Response of heterograft heart valve biomaterials to moderate cyclic loading

We have recently demonstrated that noncalcific tissue damage can lead to significant collagen degradation in clinically explanted bioprosthetic heart valves (BHVs). In the present study we quantified the early response of glutaraldehyde treated bovine pericardium (GLBP) to cyclic tensile loading to begin to elucidate the mechanisms of noncalcific tissue degeneration in BHV biomaterials. GLBP specimens were cycled at 30 Hz to a maximum uniaxial strain of 16% (corresponding to approximately 1-MPa peak stress), with the loading direction parallel to the preferred collagen fiber (PD) direction.
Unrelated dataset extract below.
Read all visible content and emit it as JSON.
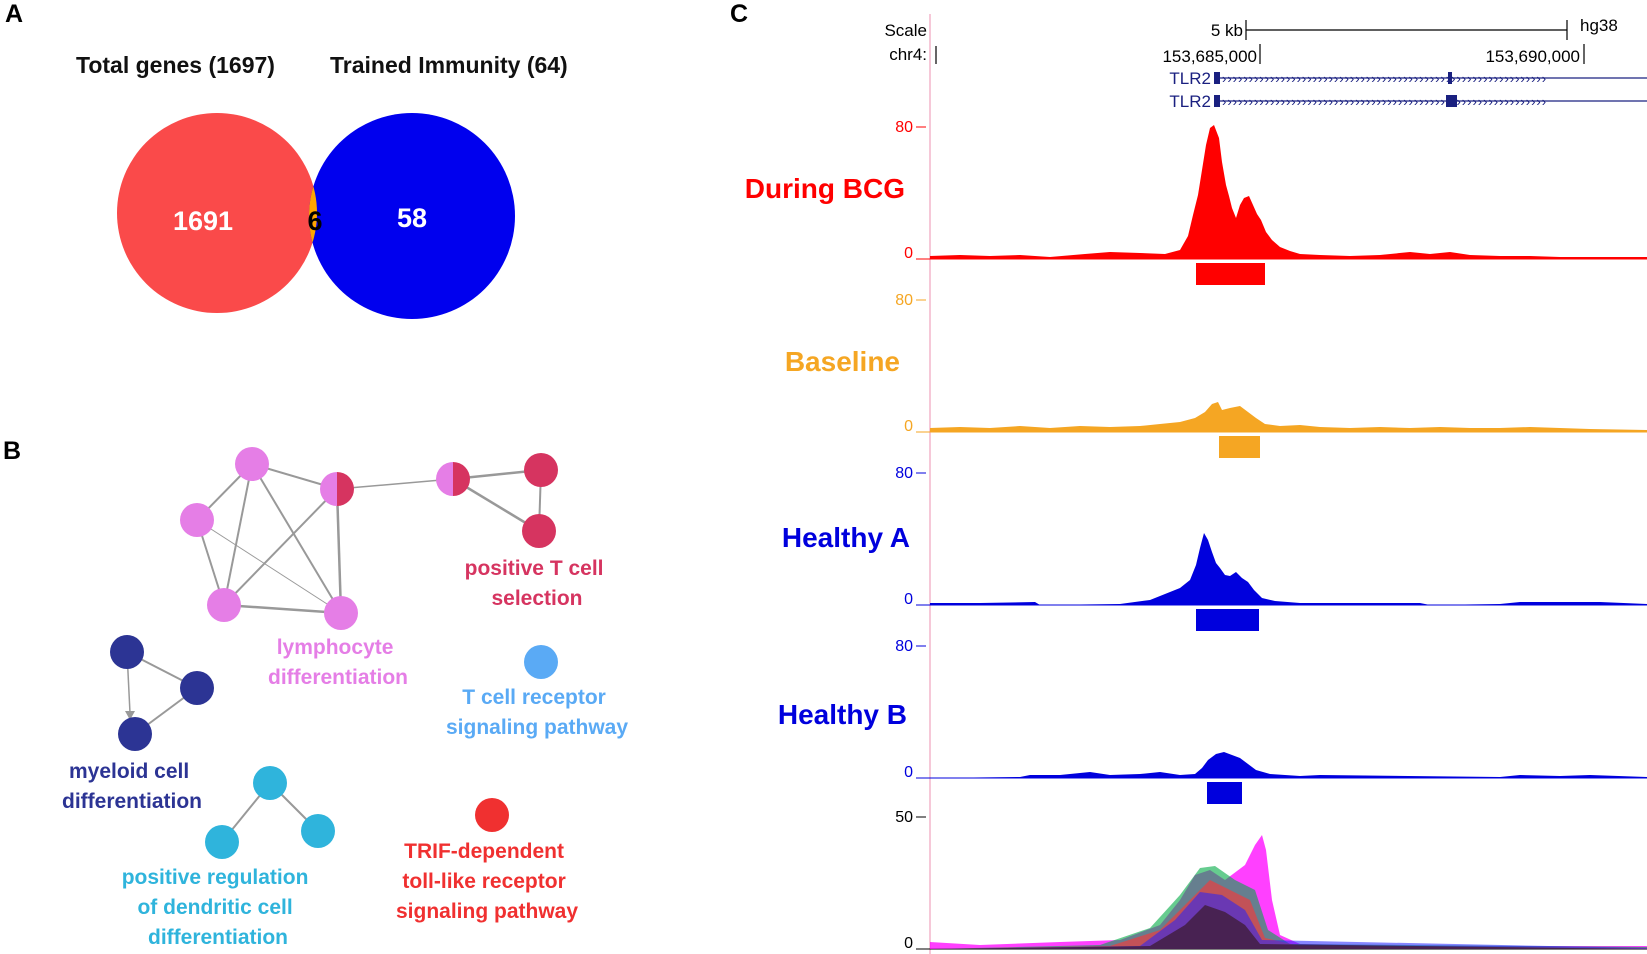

After 30 x 10(6) cycles, specimens were subjected to biaxial mechanical testing, then cycled until 65 x 10(6) cycles. The results indicated a permanent change in the unloaded tissue dimensions of +7.1% strain in the PD direction and -7.7% strain in the cross fiber direction (XD) after 65 x 10(6) cycles and an increase of the collagen crimp period from 40.6 to 45.2 microm by 65 x 10(6) cycles (p = 0.05). Fourier transform IR spectroscopy analysis indicated that cyclic fatigue of GLBP leads to both collagen conformational changes and early denaturation. Furthermore, no significant changes in areal strain were found under 1-MPa equibiaxial stress, indicating that cyclic loading changed the collagen fiber orientation but not the overall tissue compliance. These observations suggest that while deterioration of collagen begins immediately, fiber straightening and reorientation dominates the changes in the mechanical behavior up to 65 x 10(6) cycles. The present study underscores the complexity of the response of biologically derived biomaterials to cyclic mechanical loading. Improved understanding of these phenomena can potentially guide the development of novel chemical treatment methods that seek to improve BHV durability by minimizing these degenerative processes.